Backers say the idea is a natural fit with the White House cancer moonshot because it would slash cancer deaths and does not require a big outlay of government money given that the FDA has been working on the issue for years.
“There’s a long arc to major policymaking, and the Biden administration’s commitment to advance that effort will mean it gets done,” Gottlieb, the former FDA commissioner, said. The combination of reduced nicotine levels and appropriate regulation of other sources of nicotine for addicted adult smokers, such as e-cigarettes, could be “one of the most impactful public health efforts in modern times,” he said.
Nicotine, a chemical that occurs naturally in the tobacco plant, does not cause cancer. But its highly addictive properties make it hard for people to quit using cigarettes, whose smoke contains harmful constituents that can cause lung cancer and heart disease.
Myers, of the Campaign for Tobacco-Free Kids, predicted an FDA requirement to slash nicotine in cigarettes would trigger “the greatest reaction from the tobacco industry of any action ever taken by the government. It is an existential threat despite claims [by cigarette companies] that they support a smoke-free future.”
The 2009 Family Smoking Prevention and Tobacco Control Act gave the FDA the authority to regulate cigarettes, including cutting nicotine to minimally and nonaddictive levels. Under the law, the FDA may not ban cigarettes or reduce nicotine levels to zero. But it is permitted to set product standards that dictate components, ingredients, additives and nicotine yields for cigarettes, if those standards are needed to protect the public health.
Reynolds American, one of the nation’s biggest tobacco companies, did not respond immediately to requests for comment. Altria said it would comment after the administration announces any nicotine-reduction plans.
In the past, Altria has said that, if limits are put on nicotine levels in cigarettes, the FDA must ensure that adult smokers have greater access to noncombustible alternatives and accurate information about switching to them. The company also has argued that reducing nicotine in cigarettes would be devastating for tobacco retailers, endangering hundreds of thousands of jobs.
Other opponents of such a policy will probably argue, as they have in the past, that reducing nicotine to nonaddictive levels is a de facto ban on cigarettes, prohibited by law, and that science does not support such a move. They also are likely to say that slashing nicotine would boost demand for products on the black market.

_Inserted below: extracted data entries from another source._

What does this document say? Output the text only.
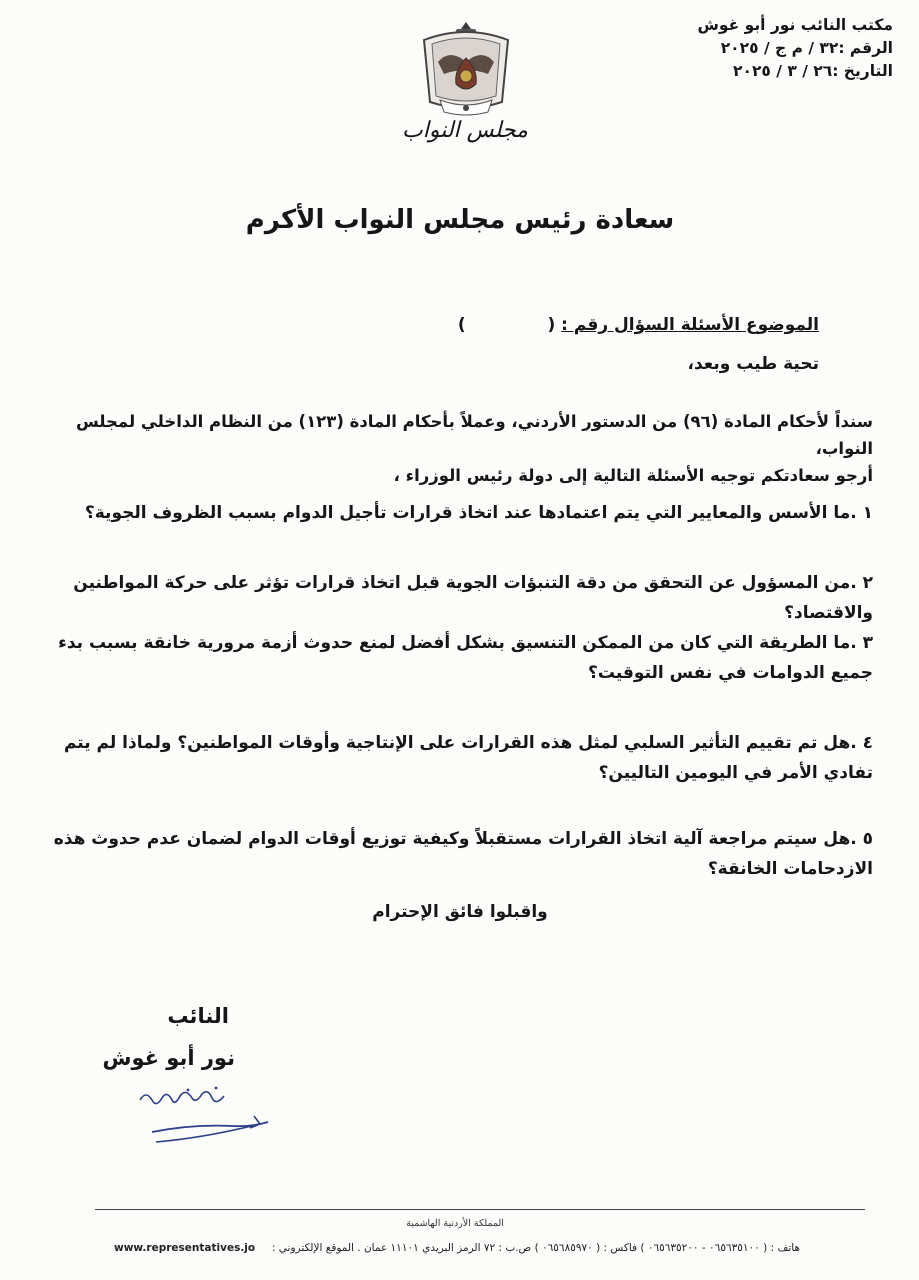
مكتب النائب نور أبو غوش
الرقم :٣٢ / م ج / ٢٠٢٥
التاريخ :٢٦ / ٣ / ٢٠٢٥
مجلس النواب
سعادة رئيس مجلس النواب الأكرم
الموضوع الأسئلة السؤال رقم : (  )
تحية طيب وبعد،
سنداً لأحكام المادة (٩٦) من الدستور الأردني، وعملاً بأحكام المادة (١٢٣) من النظام الداخلي لمجلس النواب،
أرجو سعادتكم توجيه الأسئلة التالية إلى دولة رئيس الوزراء ،
١ .ما الأسس والمعايير التي يتم اعتمادها عند اتخاذ قرارات تأجيل الدوام بسبب الظروف الجوية؟
٢ .من المسؤول عن التحقق من دقة التنبؤات الجوية قبل اتخاذ قرارات تؤثر على حركة المواطنين والاقتصاد؟
٣ .ما الطريقة التي كان من الممكن التنسيق بشكل أفضل لمنع حدوث أزمة مرورية خانقة بسبب بدء جميع الدوامات في نفس التوقيت؟
٤ .هل تم تقييم التأثير السلبي لمثل هذه القرارات على الإنتاجية وأوقات المواطنين؟ ولماذا لم يتم تفادي الأمر في اليومين التاليين؟
٥ .هل سيتم مراجعة آلية اتخاذ القرارات مستقبلاً وكيفية توزيع أوقات الدوام لضمان عدم حدوث هذه الازدحامات الخانقة؟
واقبلوا فائق الإحترام
النائب
نور أبو غوش
المملكة الأردنية الهاشمية
هاتف : ( ٠٦٥٦٣٥١٠٠ - ٠٦٥٦٣٥٢٠٠ ) فاكس : ( ٠٦٥٦٨٥٩٧٠ ) ص.ب : ٧٢ الرمز البريدي ١١١٠١ عمان . الموقع الإلكتروني :
www.representatives.jo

Zeller countered that the science supporting slashing nicotine levels is well-established. He said researchers have determined the levels at which nicotine is minimally addictive or nonaddictive. And he said they also have concluded that reducing nicotine should occur in “one fell swoop” because a gradual decrease would encourage smokers to smoke more to compensate to get the same amount of nicotine.
In its 2018 notice, the FDA said lowering nicotine levels to minimally or nonaddictive levels “could give addicted users the choice and ability to quit more easily, and it could help to prevent experimenters (mainly youth) from initiating regular use and becoming regular smokers.”
An agency-funded study published in 2018 in the New England Journal of Medicine found that lowering nicotine levels could save more than 8 million lives by the end of the century. The number probably is a little lower now because the percentage of adult smokers has declined in recent years from the 15 percent rate used in the study to about 12 to 13 percent.